I did a series of posts last year on life insurance policies and have referred back to those posts on several occasions when explaining some specific clauses and options such as the suicide clause and incontestability clause and the conversion option.

Now I would like to start from the beginning and talk about the application. The application itself has been something of a sore point with some customers and for a few who are more concerned than the average person with identity theft, a cause for deciding against applying. I have actually had clients pull the plug completely on purchasing life insurance to protect their family because of questions about their social security number, their income and their net worth.

For the purposes of this subject I’ve chosen to use a West Coast Life insurance application mostly due to the simplicity of the document. west-coast-life-application Notice that they don’t beat around the bush with identity information. Coming out of the first line of the application they have your name, date of birth, social security and driver’s license numbers.

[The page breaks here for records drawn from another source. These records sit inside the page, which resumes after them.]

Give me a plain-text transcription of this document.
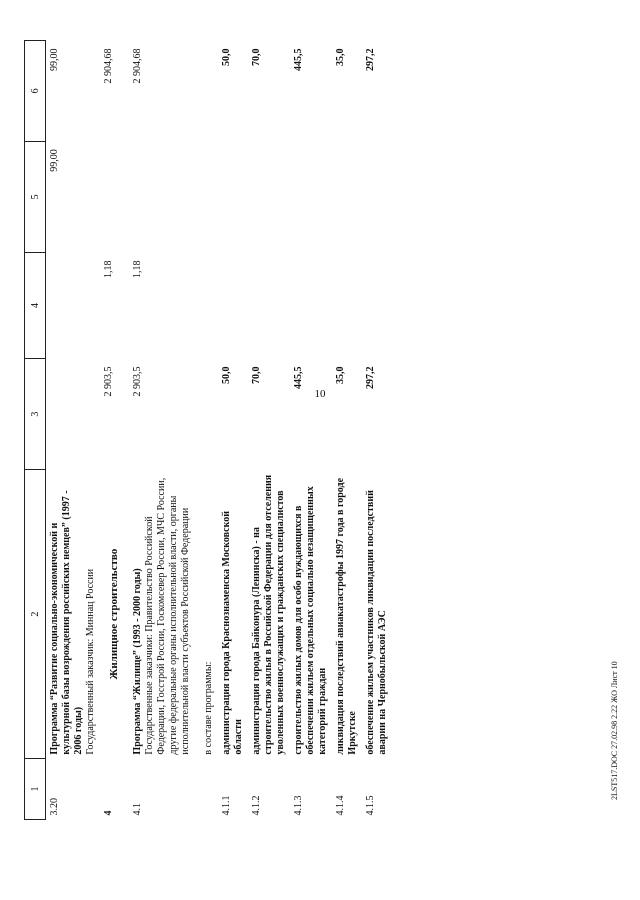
10
1	2	3	4	5	6
3.20	Программа “Развитие социально-экономической и культурной базы возрождения российских немцев” (1997 - 2006 годы)
Государственный заказчик: Миннац России			99,00	99,00
4	Жилищное строительство	2 903,5	1,18		2 904,68
4.1	Программа “Жилище” (1993 - 2000 годы)
Государственные заказчики: Правительство Российской Федерации, Госстрой России, Госкомсевер России, МЧС России, другие федеральные органы исполнительной власти, органы исполнительной власти субъектов Российской Федерации	2 903,5	1,18		2 904,68
	в составе программы:				
4.1.1	администрация города Краснознаменска Московской области	50,0			50,0
4.1.2	администрация города Байконура (Ленинска) - на строительство жилья в Российской Федерации для отселения уволенных военнослужащих и гражданских специалистов	70,0			70,0
4.1.3	строительство жилых домов для особо нуждающихся в обеспечении жильем отдельных социально незащищенных категорий граждан	445,5			445,5
4.1.4	ликвидация последствий авиакатастрофы 1997 года в городе Иркутске	35,0			35,0
4.1.5	обеспечение жильем участников ликвидации последствий аварии на Чернобыльской АЭС	297,2			297,2
2LST517.DOC 27.02.98 2.22 ЖО Лист 10
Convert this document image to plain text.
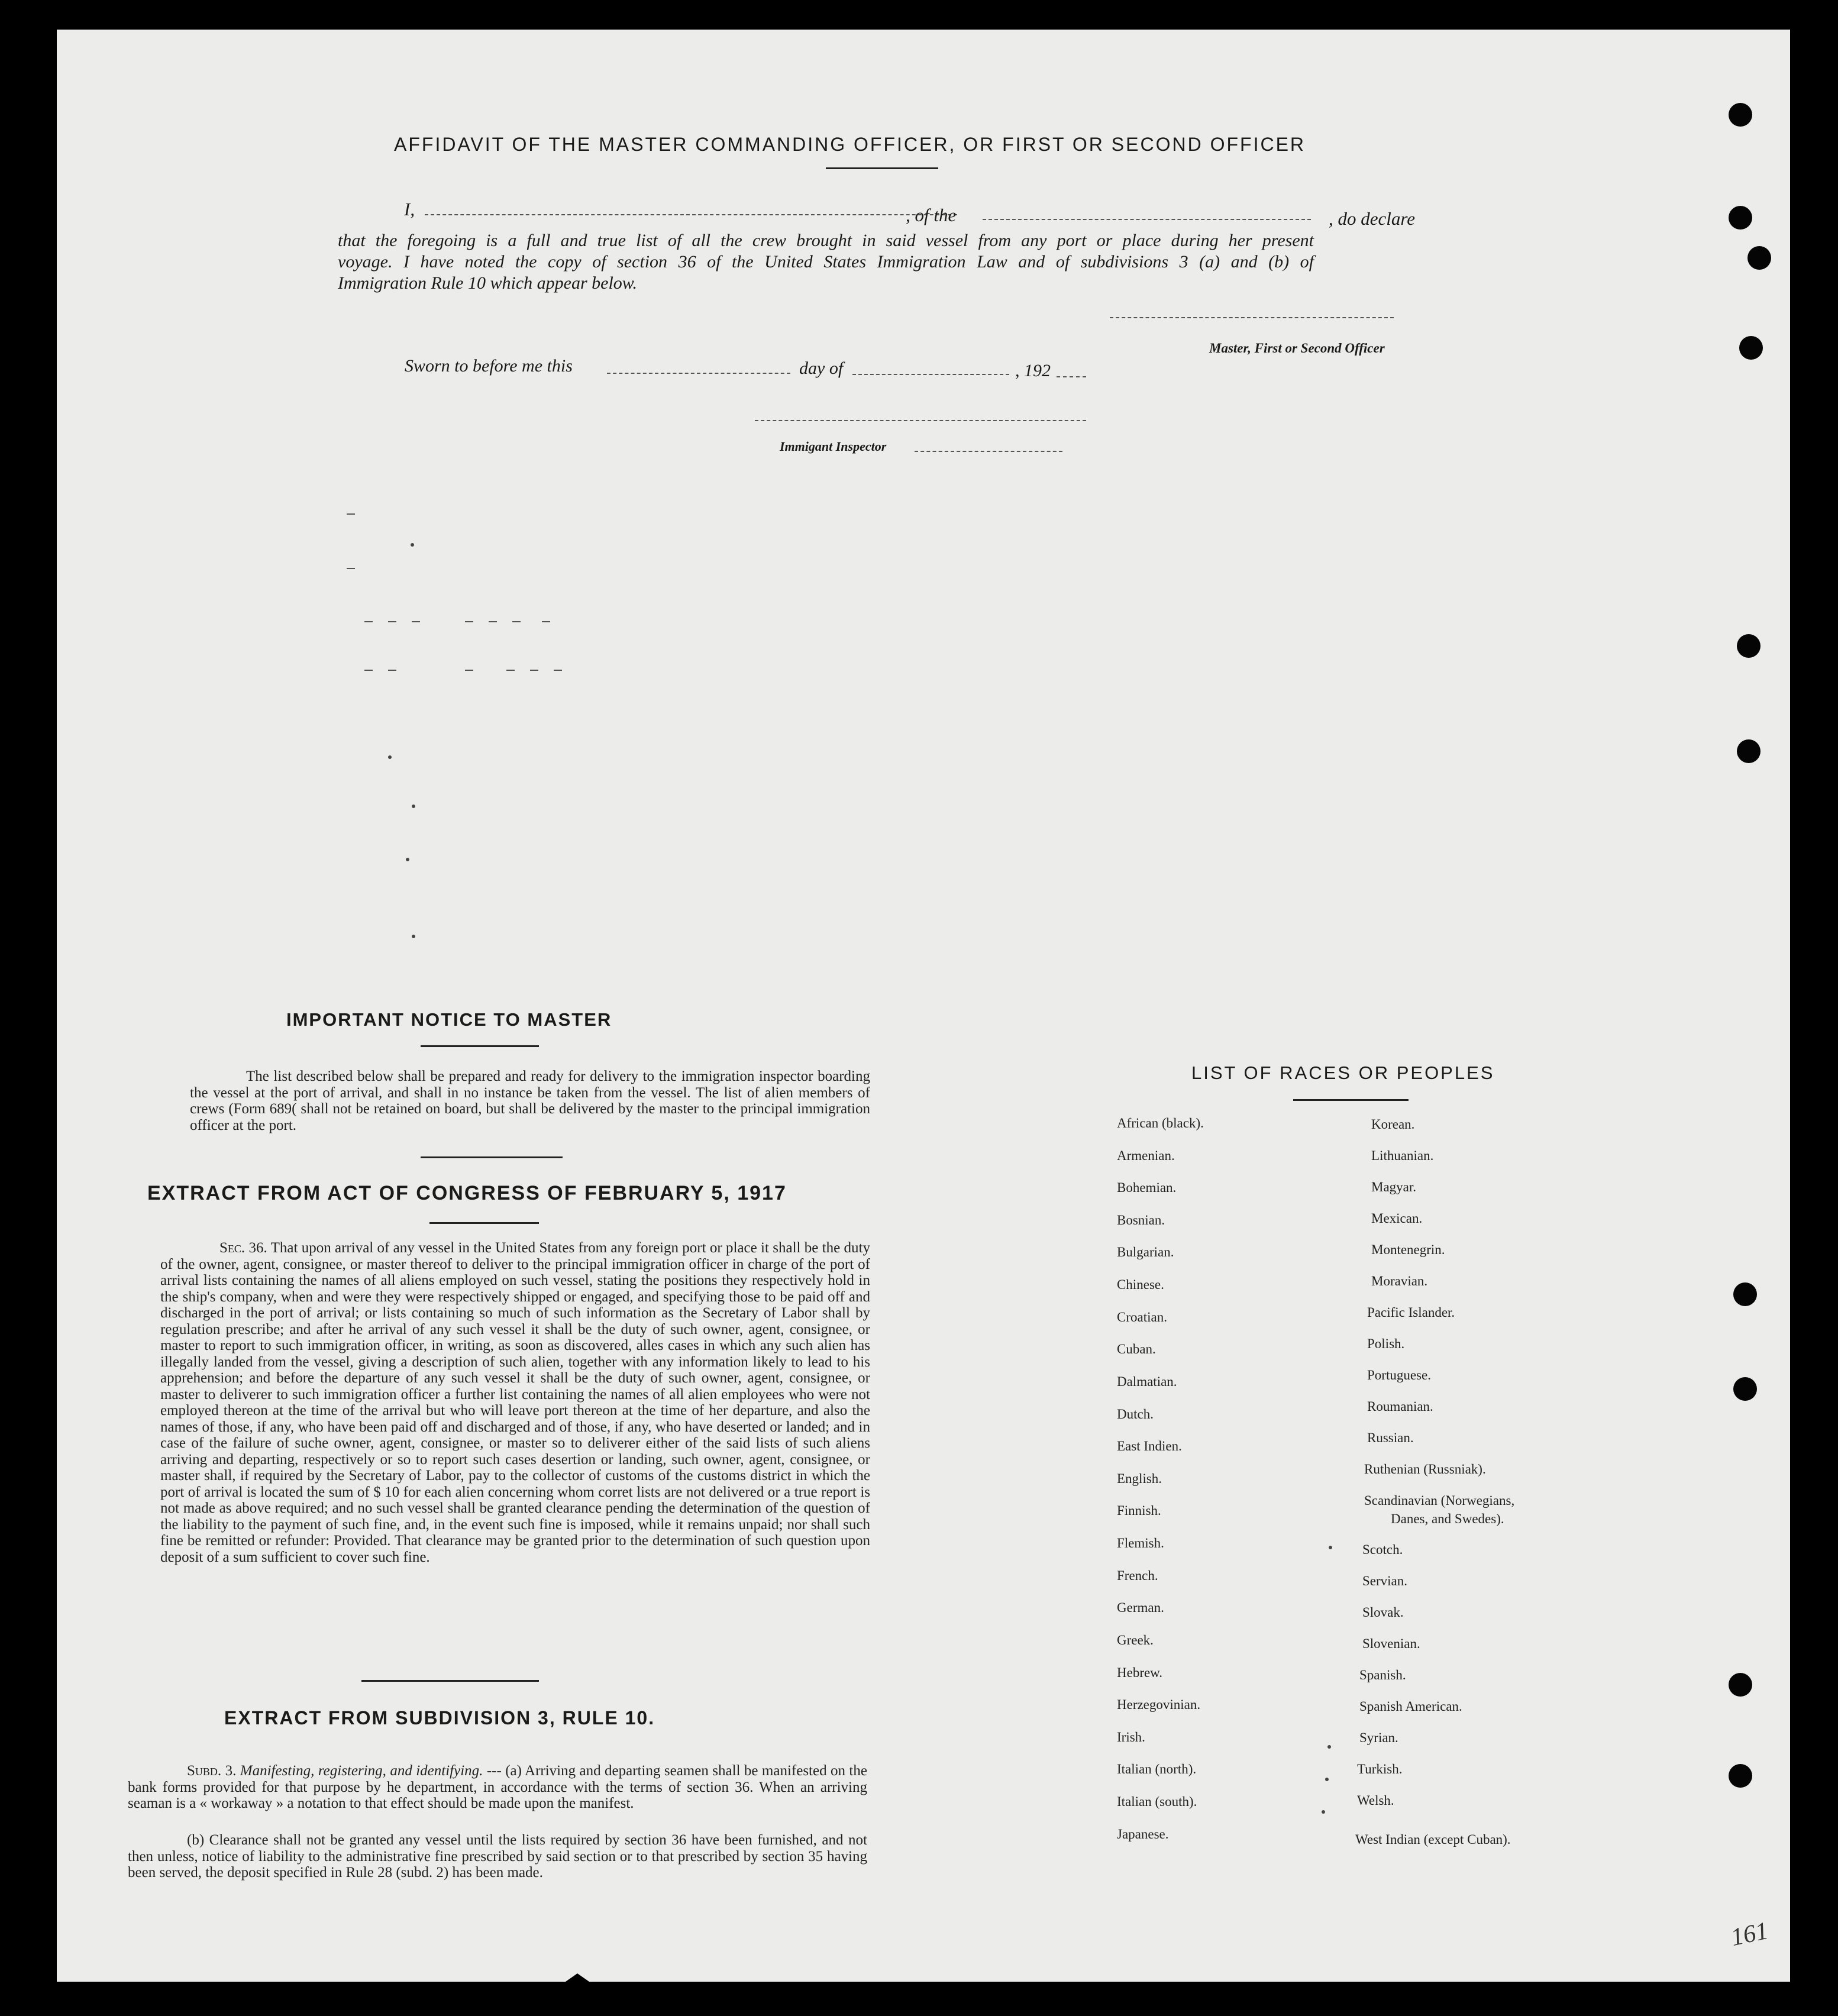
AFFIDAVIT OF THE MASTER COMMANDING OFFICER, OR FIRST OR SECOND OFFICER
I,	, of the	, do declare
that the foregoing is a full and true list of all the crew brought in said vessel from any port or place during her present
voyage. I have noted the copy of section 36 of the United States Immigration Law and of subdivisions 3 (a) and (b) of
Immigration Rule 10 which appear below.
Master, First or Second Officer
Sworn to before me this	day of	, 192
Immigant Inspector
IMPORTANT NOTICE TO MASTER
The list described below shall be prepared and ready for delivery to the immigration inspector boarding the vessel at the port of arrival, and shall in no instance be taken from the vessel. The list of alien members of crews (Form 689( shall not be retained on board, but shall be delivered by the master to the principal immigration officer at the port.
EXTRACT FROM ACT OF CONGRESS OF FEBRUARY 5, 1917
Sec. 36. That upon arrival of any vessel in the United States from any foreign port or place it shall be the duty of the owner, agent, consignee, or master thereof to deliver to the principal immigration officer in charge of the port of arrival lists containing the names of all aliens employed on such vessel, stating the positions they respectively hold in the ship's company, when and were they were respectively shipped or engaged, and specifying those to be paid off and discharged in the port of arrival; or lists containing so much of such information as the Secretary of Labor shall by regulation prescribe; and after he arrival of any such vessel it shall be the duty of such owner, agent, consignee, or master to report to such immigration officer, in writing, as soon as discovered, alles cases in which any such alien has illegally landed from the vessel, giving a description of such alien, together with any information likely to lead to his apprehension; and before the departure of any such vessel it shall be the duty of such owner, agent, consignee, or master to deliverer to such immigration officer a further list containing the names of all alien employees who were not employed thereon at the time of the arrival but who will leave port thereon at the time of her departure, and also the names of those, if any, who have been paid off and discharged and of those, if any, who have deserted or landed; and in case of the failure of suche owner, agent, consignee, or master so to deliverer either of the said lists of such aliens arriving and departing, respectively or so to report such cases desertion or landing, such owner, agent, consignee, or master shall, if required by the Secretary of Labor, pay to the collector of customs of the customs district in which the port of arrival is located the sum of $ 10 for each alien concerning whom corret lists are not delivered or a true report is not made as above required; and no such vessel shall be granted clearance pending the determination of the question of the liability to the payment of such fine, and, in the event such fine is imposed, while it remains unpaid; nor shall such fine be remitted or refunder: Provided. That clearance may be granted prior to the determination of such question upon deposit of a sum sufficient to cover such fine.
EXTRACT FROM SUBDIVISION 3, RULE 10.
Subd. 3. Manifesting, registering, and identifying. --- (a) Arriving and departing seamen shall be manifested on the bank forms provided for that purpose by he department, in accordance with the terms of section 36. When an arriving seaman is a « workaway » a notation to that effect should be made upon the manifest.
(b) Clearance shall not be granted any vessel until the lists required by section 36 have been furnished, and not then unless, notice of liability to the administrative fine prescribed by said section or to that prescribed by section 35 having been served, the deposit specified in Rule 28 (subd. 2) has been made.
LIST OF RACES OR PEOPLES
African (black).
Armenian.
Bohemian.
Bosnian.
Bulgarian.
Chinese.
Croatian.
Cuban.
Dalmatian.
Dutch.
East Indien.
English.
Finnish.
Flemish.
French.
German.
Greek.
Hebrew.
Herzegovinian.
Irish.
Italian (north).
Italian (south).
Japanese.
Korean.
Lithuanian.
Magyar.
Mexican.
Montenegrin.
Moravian.
Pacific Islander.
Polish.
Portuguese.
Roumanian.
Russian.
Ruthenian (Russniak).
Scandinavian (Norwegians,
Danes, and Swedes).
Scotch.
Servian.
Slovak.
Slovenian.
Spanish.
Spanish American.
Syrian.
Turkish.
Welsh.
West Indian (except Cuban).
161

The social security number is right up there with the most frequent “Why do they need to know that?” questions I get. It’s not questioned that often, but probably 1 out of every 100 clients has some issue with it. There are really two reasons. The SSN is used to confirm identity on both the application and upon death. The other reason is that your death is an event that has to be reported to the IRS. Even though the death benefit is not income taxable to your beneficiary, the amount of the death benefit is added to the gross value of your estate for estate tax purposes unless it is owned by a life insurance trust. So, like it or not, if you want life insurance you’re going to have to share your social security number.

I get less grief over the driver’s license number, but the reason for the life insurance company having it is because most life insurance applications require a copy of your motor vehicle record. Most people never think about it, but the type of driver you are does have some impact on your mortality risk.

The application then moves into your occupation. While you do need to provide your employment information, I can honestly say that I haven’t heard that insurance companies necessarily verify your employment. But here is where two other questions come up that people aren’t that keen on sharing the answers to, income and net worth. “Why do they need to know that.” The need is less sinister than those who are concerned about might think. Income and/or net worth are determining factors in how much life insurance a company will underwrite on an individual. For non estate purposes, a multiple of income determines the max. For estate tax purposes, the amount of insurance is determined by the net worth minus the exemption times the tax rate. So, they don’t really care or necessarily check on how much you make, but the insurance companies do have some interest in not insuring someone who makes $20,000 a year for $2,000,000. That goes a bit beyond the whole replacement of income idea.

Next comes a synopsis of the type and amount of coverage being applied for followed by the beneficiary designations. It’s important to note that the application actually becomes part of the policy when approved and issued and the beneficiary designation in the application is actually the only place in the policy where the designation is noted.

This is followed by non medical history covering such things as foreign travel and whether or not you are a private pilot. After that is medical history. The application is kind of a synopsis in these areas. If there is more information needed in non medical history questionnaires are completed for things such as aviation, scuba diving or foreign travel. A more complete medical history is done during the exam.

And last on the list of information needed is a list of life insurance currently in force and whether you intend to replace it or not. This is another area where people get a little testy, thinking that it’s not the business of the company to know whether they are replacing anything or not. But keep in mind that it is the business of the company to know whether they are going to be a party to over insuring you. It is also the business of the company to be compliant with state laws and provide the appropriate forms for replacement.

Bottom line. There are a lot of personal questions on a life insurance application. It’s important to keep in mind that they have have valid, important reasons.